Darts are folds (tucks coming to a point) sewn into fabric to take in ease and provide shape to a garment, especially for a woman's bust. They are used frequently in all sorts of clothing to tailor the garment to the wearer's shape, or to make an innovative shape in the garment. Fabric may be thought of as flat, and a dart has the effect of removing a wedge shaped piece and pulling the edges of that wedge together to create a shallow cone. This effect can be seen quite easily with a paper pattern by pulling together the edges of a dart intake as it would be sewn. Since fabric is generally more flexible than paper, the fabric will shift around the apex of the cone and form a softer, but still curved, shape. In a garment, a dart ends in a point at a full area of the body.

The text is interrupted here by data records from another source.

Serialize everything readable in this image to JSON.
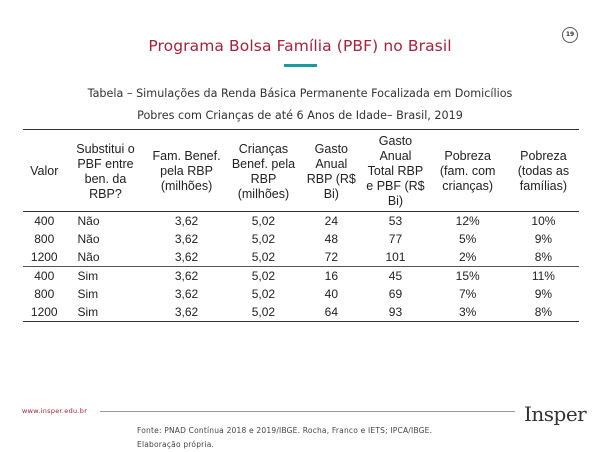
{
  "slide": {
    "title": "Programa Bolsa Família (PBF) no Brasil",
    "page_number": "19",
    "subtitle_line1": "Tabela – Simulações da Renda Básica Permanente Focalizada em Domicílios",
    "subtitle_line2": "Pobres com Crianças de até 6 Anos de Idade– Brasil, 2019"
  },
  "table": {
    "headers": [
      "Valor",
      "Substitui o PBF entre ben. da RBP?",
      "Fam. Benef. pela RBP (milhões)",
      "Crianças Benef. pela RBP (milhões)",
      "Gasto Anual RBP (R$ Bi)",
      "Gasto Anual Total RBP e PBF (R$ Bi)",
      "Pobreza (fam. com crianças)",
      "Pobreza (todas as famílias)"
    ],
    "rows": [
      [
        "400",
        "Não",
        "3,62",
        "5,02",
        "24",
        "53",
        "12%",
        "10%"
      ],
      [
        "800",
        "Não",
        "3,62",
        "5,02",
        "48",
        "77",
        "5%",
        "9%"
      ],
      [
        "1200",
        "Não",
        "3,62",
        "5,02",
        "72",
        "101",
        "2%",
        "8%"
      ],
      [
        "400",
        "Sim",
        "3,62",
        "5,02",
        "16",
        "45",
        "15%",
        "11%"
      ],
      [
        "800",
        "Sim",
        "3,62",
        "5,02",
        "40",
        "69",
        "7%",
        "9%"
      ],
      [
        "1200",
        "Sim",
        "3,62",
        "5,02",
        "64",
        "93",
        "3%",
        "8%"
      ]
    ]
  },
  "footer": {
    "url": "www.insper.edu.br",
    "source_line1": "Fonte: PNAD Contínua 2018 e 2019/IBGE. Rocha, Franco e IETS; IPCA/IBGE.",
    "source_line2": "Elaboração própria.",
    "logo": "Insper"
  },
  "colors": {
    "title": "#a8213a",
    "accent_rule": "#1a9ba0",
    "url": "#a8213a"
  }
}
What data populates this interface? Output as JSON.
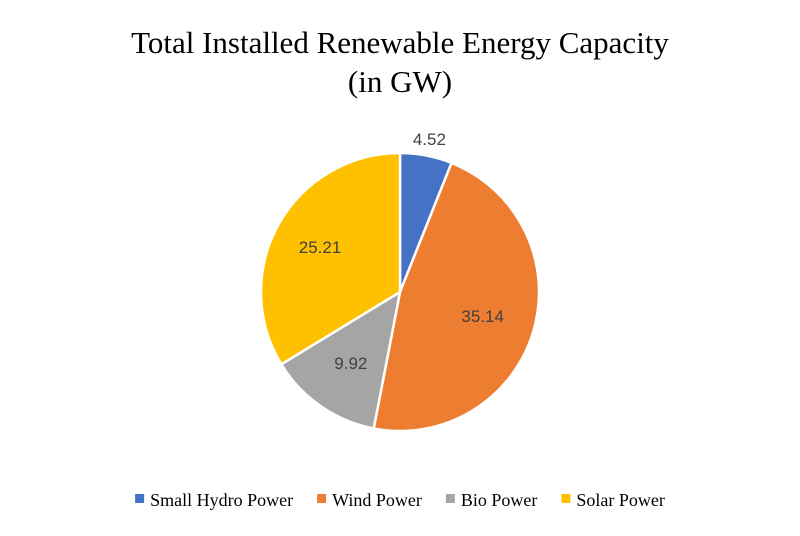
{
  "chart_data": {
    "type": "pie",
    "title": [
      "Total Installed Renewable Energy Capacity",
      "(in GW)"
    ],
    "slices": [
      {
        "name": "Small Hydro Power",
        "value": 4.52,
        "label": "4.52",
        "color": "#4472C4"
      },
      {
        "name": "Wind Power",
        "value": 35.14,
        "label": "35.14",
        "color": "#ED7D31"
      },
      {
        "name": "Bio Power",
        "value": 9.92,
        "label": "9.92",
        "color": "#A5A5A5"
      },
      {
        "name": "Solar Power",
        "value": 25.21,
        "label": "25.21",
        "color": "#FFC000"
      }
    ],
    "legend_position": "bottom",
    "start_angle": "top",
    "direction": "clockwise"
  }
}
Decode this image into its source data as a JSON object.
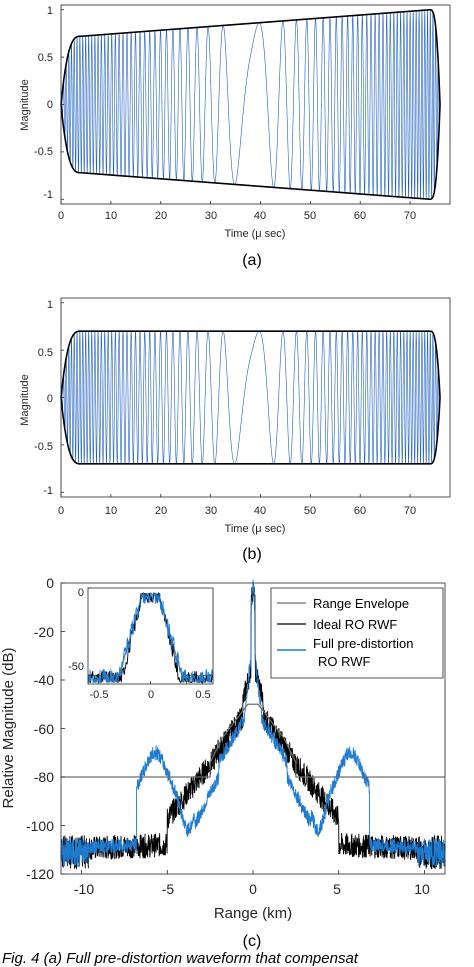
{
  "chart_data": [
    {
      "id": "a",
      "type": "line",
      "xlabel": "Time (μ sec)",
      "ylabel": "Magnitude",
      "xlim": [
        0,
        78
      ],
      "ylim": [
        -1.05,
        1.05
      ],
      "xticks": [
        "0",
        "10",
        "20",
        "30",
        "40",
        "50",
        "60",
        "70"
      ],
      "yticks": [
        "1",
        "0.5",
        "0",
        "-0.5",
        "-1"
      ],
      "caption": "(a)",
      "envelope": {
        "start": 0,
        "rise_end": 4,
        "upper_start": 0.72,
        "upper_end": 1.0,
        "lower_start": -0.72,
        "lower_end": -1.0,
        "fall_start": 74,
        "end": 76
      },
      "waveform_color": "#1f5fbf",
      "envelope_color": "#000000"
    },
    {
      "id": "b",
      "type": "line",
      "xlabel": "Time (μ sec)",
      "ylabel": "Magnitude",
      "xlim": [
        0,
        78
      ],
      "ylim": [
        -1.05,
        1.05
      ],
      "xticks": [
        "0",
        "10",
        "20",
        "30",
        "40",
        "50",
        "60",
        "70"
      ],
      "yticks": [
        "1",
        "0.5",
        "0",
        "-0.5",
        "-1"
      ],
      "caption": "(b)",
      "envelope": {
        "start": 0,
        "rise_end": 4,
        "upper_start": 0.7,
        "upper_end": 0.7,
        "lower_start": -0.7,
        "lower_end": -0.7,
        "fall_start": 74,
        "end": 76
      },
      "waveform_color": "#1f5fbf",
      "envelope_color": "#000000"
    },
    {
      "id": "c",
      "type": "line",
      "xlabel": "Range (km)",
      "ylabel": "Relative Magnitude (dB)",
      "xlim": [
        -11.2,
        11.2
      ],
      "ylim": [
        -120,
        0
      ],
      "xticks": [
        "-10",
        "-5",
        "0",
        "5",
        "10"
      ],
      "yticks": [
        "0",
        "-20",
        "-40",
        "-60",
        "-80",
        "-100",
        "-120"
      ],
      "caption": "(c)",
      "legend_position": "top-right",
      "series": [
        {
          "name": "Range Envelope",
          "color": "#6e6e6e",
          "x": [
            -11.2,
            -2.5,
            -2.5,
            -1.8,
            -0.3,
            0,
            0.3,
            1.8,
            2.5,
            2.5,
            11.2
          ],
          "y": [
            -80,
            -80,
            -74,
            -64,
            -50,
            -50,
            -50,
            -64,
            -74,
            -80,
            -80
          ]
        },
        {
          "name": "Ideal RO RWF",
          "color": "#000000"
        },
        {
          "name": "Full pre-distortion RO RWF",
          "color": "#1f7bd0"
        }
      ],
      "inset": {
        "xlim": [
          -0.6,
          0.6
        ],
        "ylim": [
          -55,
          0
        ],
        "xticks": [
          "-0.5",
          "0",
          "0.5"
        ],
        "yticks": [
          "0",
          "-50"
        ]
      }
    }
  ],
  "legend": {
    "entry1": "Range Envelope",
    "entry2": "Ideal RO RWF",
    "entry3a": "Full pre-distortion",
    "entry3b": "RO RWF"
  },
  "footer_text": "Fig. 4 (a) Full pre-distortion waveform that compensat"
}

A dart in a flat pattern has two important properties: its point, or the point in the pattern at which the dart aims or converges, and the intake, or the amount of fabric taken in or removed. Since the dart can extend toward any edge of the pattern without affecting fit, the length of the dart intake at the edge of the fabric is not a good measure of dart intake. Rather, the angle subtracted from the pattern by the dart is what determines the dart's intake.

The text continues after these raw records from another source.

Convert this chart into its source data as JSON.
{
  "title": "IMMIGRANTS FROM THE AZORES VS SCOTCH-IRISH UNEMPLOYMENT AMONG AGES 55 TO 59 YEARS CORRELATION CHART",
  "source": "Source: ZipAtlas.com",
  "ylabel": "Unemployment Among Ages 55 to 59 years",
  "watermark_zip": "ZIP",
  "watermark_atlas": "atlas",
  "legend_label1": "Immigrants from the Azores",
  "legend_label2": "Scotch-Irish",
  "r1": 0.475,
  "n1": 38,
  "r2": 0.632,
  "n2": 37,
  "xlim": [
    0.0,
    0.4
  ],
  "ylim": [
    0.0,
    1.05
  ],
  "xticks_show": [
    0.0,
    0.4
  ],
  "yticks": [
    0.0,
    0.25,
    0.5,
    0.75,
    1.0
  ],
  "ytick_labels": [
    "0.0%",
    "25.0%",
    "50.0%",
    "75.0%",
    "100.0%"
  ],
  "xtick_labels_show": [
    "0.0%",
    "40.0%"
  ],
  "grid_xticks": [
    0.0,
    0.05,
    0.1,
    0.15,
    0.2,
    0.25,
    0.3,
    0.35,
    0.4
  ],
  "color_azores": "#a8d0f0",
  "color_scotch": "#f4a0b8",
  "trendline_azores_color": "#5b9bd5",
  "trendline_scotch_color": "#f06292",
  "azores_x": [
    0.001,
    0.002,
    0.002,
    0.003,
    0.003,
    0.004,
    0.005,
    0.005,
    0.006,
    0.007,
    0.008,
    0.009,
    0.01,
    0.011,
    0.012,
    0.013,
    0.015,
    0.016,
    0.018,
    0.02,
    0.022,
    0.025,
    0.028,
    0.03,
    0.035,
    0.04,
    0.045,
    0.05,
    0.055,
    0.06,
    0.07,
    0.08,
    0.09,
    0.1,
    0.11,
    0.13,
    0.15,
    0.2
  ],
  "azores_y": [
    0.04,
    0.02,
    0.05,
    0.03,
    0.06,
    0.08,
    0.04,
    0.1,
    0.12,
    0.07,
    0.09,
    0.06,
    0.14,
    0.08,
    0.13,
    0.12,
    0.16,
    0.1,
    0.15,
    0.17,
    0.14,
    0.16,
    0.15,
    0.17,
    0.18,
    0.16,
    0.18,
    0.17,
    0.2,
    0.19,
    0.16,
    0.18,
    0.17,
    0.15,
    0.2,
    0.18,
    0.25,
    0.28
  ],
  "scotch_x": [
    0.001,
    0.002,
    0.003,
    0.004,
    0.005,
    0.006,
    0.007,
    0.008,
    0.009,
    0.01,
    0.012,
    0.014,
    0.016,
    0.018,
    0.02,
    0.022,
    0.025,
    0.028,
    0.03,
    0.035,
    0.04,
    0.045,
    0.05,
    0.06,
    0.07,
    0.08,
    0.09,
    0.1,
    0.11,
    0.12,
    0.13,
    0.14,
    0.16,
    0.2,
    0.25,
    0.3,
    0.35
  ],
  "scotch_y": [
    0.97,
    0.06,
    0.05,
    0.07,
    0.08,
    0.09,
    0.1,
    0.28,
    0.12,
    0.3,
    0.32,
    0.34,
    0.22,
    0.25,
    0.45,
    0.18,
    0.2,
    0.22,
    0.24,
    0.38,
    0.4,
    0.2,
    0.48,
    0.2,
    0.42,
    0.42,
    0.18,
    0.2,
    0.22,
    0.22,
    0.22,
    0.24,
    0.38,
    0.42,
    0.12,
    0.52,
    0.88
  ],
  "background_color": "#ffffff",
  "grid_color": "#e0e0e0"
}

==Manipulating darts in flat patterns==
As long as the focal point of a dart and its intake remain the same, a dart can be rotated around its focal point, or stylized in one of several ways without affecting the fit of the garment.

===Slash-and-spread dart rotation===
An easy way to rotate a dart on a flat pattern is to slice a straight line from the dart point to another edge of the pattern (the slash). The two pieces thus created can then be pivoted (spread) at the dart point to shift the dart to the position of the slash.

===Pin and pivot dart rotation===
The pin and pivot dart rotation technique requires tracing a new pattern from the original. First, the pattern with the dart to be rotated is set on top of another piece of paper on which the new pattern will be traced. A pin is pressed into the dart point to hold that point in place. Then one leg of the original dart and an arbitrary part of the original pattern is traced onto the paper. This tracing starts from the one dart leg and continues from there to the new point where the dart will reach the outside of the pattern piece. The pattern is then rotated around the pinned dart point until the other dart leg lines up with the traced dart leg. Tracing can then continue from the same spot on the original pattern. The pattern is then removed and the new dart legs drawn between the dart point (marked by the pin hole) and the gap in the pattern created during rotation.

===Dart equivalents===
Pleats or gathers in the fabric can be used for the same purpose as a normal stitched dart. These are called dart equivalents. Darts can also be worked into style lines.

==Named dart styles==
Two kinds of darts are common in blouses for women:
- Vertical darts—These are sewn from the bottom of the blouse to a point generally around the bustline. This type of dart may be found in the front, rarely in the back of a garment and are used by the garment maker to pull in the bottom of the blouse towards the wearer's waist.
  - Fisheye darts
- Bust darts—These are short triangle folds that provide space for breasts such that the fabric under the breasts isn't hanging, rather is fitting closer to the wearer. There are several subtypes of bust line dart:
  - Center
  - Waistline
  - French
  - Side seam
  - Armhole
  - Neckline
  - Shoulder
  - T-dart
  - Inverted T-dart

In the early 1950s, the New York City firm of Evan-Picone pioneered the use of darts in the pockets of women's clothing. The darts help keep the pocket open and thus more easily accessed, reducing the chance of rips or tears.